Accroupi près du corps, surchaussures aux pieds, le médecin Paul Bertrand, âgé de 48 ans, regarde d’un œil méticuleux le crâne de la dépouille.
— Salut ! Tom… Andy… Je dirais que la victime est décédée vers dix-neuf heures.
— Salut ! Paul, c’est tout frais, on a de la chance.

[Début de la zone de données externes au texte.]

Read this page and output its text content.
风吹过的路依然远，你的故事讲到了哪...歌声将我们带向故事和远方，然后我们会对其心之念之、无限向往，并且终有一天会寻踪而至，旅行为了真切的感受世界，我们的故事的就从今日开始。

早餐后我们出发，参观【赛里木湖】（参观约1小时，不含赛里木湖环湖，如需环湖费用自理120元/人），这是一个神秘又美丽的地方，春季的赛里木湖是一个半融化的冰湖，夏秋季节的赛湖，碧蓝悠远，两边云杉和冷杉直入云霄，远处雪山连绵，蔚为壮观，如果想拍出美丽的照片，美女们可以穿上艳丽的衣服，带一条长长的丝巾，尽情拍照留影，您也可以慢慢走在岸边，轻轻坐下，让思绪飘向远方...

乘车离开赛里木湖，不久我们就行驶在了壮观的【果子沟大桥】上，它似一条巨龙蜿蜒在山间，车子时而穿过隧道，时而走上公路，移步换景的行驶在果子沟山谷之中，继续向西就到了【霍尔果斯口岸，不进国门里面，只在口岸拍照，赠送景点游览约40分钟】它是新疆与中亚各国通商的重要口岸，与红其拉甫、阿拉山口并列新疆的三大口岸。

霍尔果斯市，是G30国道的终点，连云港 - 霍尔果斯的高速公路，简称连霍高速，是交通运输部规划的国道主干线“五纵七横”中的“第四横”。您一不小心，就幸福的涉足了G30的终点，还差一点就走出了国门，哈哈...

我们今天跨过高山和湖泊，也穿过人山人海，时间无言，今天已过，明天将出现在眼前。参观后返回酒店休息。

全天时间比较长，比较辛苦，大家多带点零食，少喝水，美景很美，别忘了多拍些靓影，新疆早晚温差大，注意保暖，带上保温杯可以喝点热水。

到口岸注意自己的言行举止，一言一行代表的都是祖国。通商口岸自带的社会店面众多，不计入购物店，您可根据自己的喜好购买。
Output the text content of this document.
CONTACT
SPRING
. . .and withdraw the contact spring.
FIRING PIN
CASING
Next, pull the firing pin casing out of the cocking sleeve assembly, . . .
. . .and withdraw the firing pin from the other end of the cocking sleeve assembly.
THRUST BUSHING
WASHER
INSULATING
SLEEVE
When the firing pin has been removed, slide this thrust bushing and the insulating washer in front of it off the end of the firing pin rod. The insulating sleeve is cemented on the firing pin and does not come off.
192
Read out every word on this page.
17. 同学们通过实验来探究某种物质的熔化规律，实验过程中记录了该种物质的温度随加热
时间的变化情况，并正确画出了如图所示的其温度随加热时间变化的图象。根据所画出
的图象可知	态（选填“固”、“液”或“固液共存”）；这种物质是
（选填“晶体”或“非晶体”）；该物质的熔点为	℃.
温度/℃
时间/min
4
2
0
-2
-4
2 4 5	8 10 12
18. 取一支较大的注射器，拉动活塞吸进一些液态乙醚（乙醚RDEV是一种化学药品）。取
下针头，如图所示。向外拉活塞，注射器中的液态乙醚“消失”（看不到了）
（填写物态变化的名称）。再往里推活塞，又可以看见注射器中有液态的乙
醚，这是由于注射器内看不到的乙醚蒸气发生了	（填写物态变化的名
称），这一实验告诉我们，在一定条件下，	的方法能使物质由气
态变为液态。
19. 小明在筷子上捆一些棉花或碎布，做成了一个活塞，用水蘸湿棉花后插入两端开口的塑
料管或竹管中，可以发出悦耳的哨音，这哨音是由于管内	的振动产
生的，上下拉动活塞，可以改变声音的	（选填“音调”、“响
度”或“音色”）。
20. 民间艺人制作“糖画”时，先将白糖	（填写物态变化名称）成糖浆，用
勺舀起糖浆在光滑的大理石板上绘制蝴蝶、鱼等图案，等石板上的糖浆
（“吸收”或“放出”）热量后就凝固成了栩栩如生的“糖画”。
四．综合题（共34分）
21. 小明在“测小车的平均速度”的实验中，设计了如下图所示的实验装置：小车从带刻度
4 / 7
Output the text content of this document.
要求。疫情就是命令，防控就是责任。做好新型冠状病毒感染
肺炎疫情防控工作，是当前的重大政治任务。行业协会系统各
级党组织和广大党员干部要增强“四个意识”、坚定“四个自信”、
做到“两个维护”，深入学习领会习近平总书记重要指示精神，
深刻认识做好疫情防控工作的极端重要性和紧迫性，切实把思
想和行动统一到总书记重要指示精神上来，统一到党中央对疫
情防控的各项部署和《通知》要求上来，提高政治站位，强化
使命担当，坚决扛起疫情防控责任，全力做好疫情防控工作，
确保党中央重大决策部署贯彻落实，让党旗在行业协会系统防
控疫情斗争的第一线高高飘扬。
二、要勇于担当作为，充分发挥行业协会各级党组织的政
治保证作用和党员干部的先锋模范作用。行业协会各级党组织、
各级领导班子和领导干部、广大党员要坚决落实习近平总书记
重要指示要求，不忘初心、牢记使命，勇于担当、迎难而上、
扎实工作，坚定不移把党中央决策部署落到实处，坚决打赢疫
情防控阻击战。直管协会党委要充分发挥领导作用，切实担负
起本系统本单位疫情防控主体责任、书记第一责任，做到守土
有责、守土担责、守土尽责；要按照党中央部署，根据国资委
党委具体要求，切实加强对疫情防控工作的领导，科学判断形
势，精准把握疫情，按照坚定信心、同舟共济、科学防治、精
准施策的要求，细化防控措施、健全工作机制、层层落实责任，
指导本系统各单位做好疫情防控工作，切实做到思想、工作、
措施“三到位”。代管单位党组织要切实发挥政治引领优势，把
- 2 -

L’allure ventripotente, le docteur se relève avec difficulté, fait attention aux éclats de verre, et arrive à la hauteur de l’inspecteur :
— À première vue, le cerveau de cet homme présente une fracture de l’occiput. Mais ce n’est pas la cause du mort. Celle-ci est due à de multiples coups assénés avec violence sur le crâne certainement par arme blanche à l’aide d’un objet contondant. Lourd éventuellement. Les plaies apparaissent profondes. En tenant compte de la quantité de sang que je peux voir, l’hypothèse de déplacement du cadavre est à écarter. Je t’en dirais plus après l’autopsie. Je vais fumer et je reviens pour qu’on transporte la dépouille à la morgue. À vous de jouer maintenant.
Les enquêteurs attendent le départ de Paul pour pénétrer dans la pièce. Andy reste près de la porte et tente de trouver le mobile. De son côté, Tom met ses gants en latex puis commence la fouille en faisant attention à la présence du corps, allongé sur le dos, ce qui ne facilite pas ses déplacements. Il inspecte le contenu des placards, des casiers et tiroirs du bureau. Cependant, une question importante le taraude.
Que faisait cette femme sur les lieux ?
L’entreprise ferme à dix-huit heures à la clientèle, comme l’indique le panneau d’affichage sur la porte d’entrée.
— Manque-t-il quelque chose ? s’interroge Andy.
— A priori non. Tout est bien rangé partout. Le matériel le plus coûteux comme l’ordinateur, la tour ou encore le téléphone de la victime paraissent en parfait état.
Tom revient sur ses pas pour regarder de plus près la vitrine. Plusieurs éclats de verre traînent au milieu de celle-ci. Il peut désormais apercevoir les derniers éléments exposés : des médailles posées à plat sur l’étagère.
Sûrement des récompenses professionnelles.
Tom fait quelques enjambées supplémentaires. À proximité du corps se trouve un livre épais. Il se baisse à nouveau, feuillète le catalogue sur les produits cosmétiques.
— Peut-être que ce livre appartient à madame Delorme. Suggère Andy.
– Sans doute. On manque d’information. Demain matin, on commencera par l’enquête de voisinage de la société.
Andy, content de lui, répond un grand sourire aux lèvres :
— Alors, figure-toi qu’en t’attendant tout à l’heure, je me suis renseigné. C’est une zone industrielle. Une seule entreprise prospère encore à ce jour, cependant, c’est un salon de coiffure fermé le lundi.
— Je devrais arriver en retard plus souvent, le taquine Tom. Très beau travail. Dans ce cas, nous rendrons visite à madame Delorme, si son état le permet.
— Je rectifie… TU iras ! Avec Alice, nous avons rendez-vous pour une échographie.
– Sans problème. Occupe-toi de ta femme et ton bébé. J’ai hâte de rencontrer madame Delorme.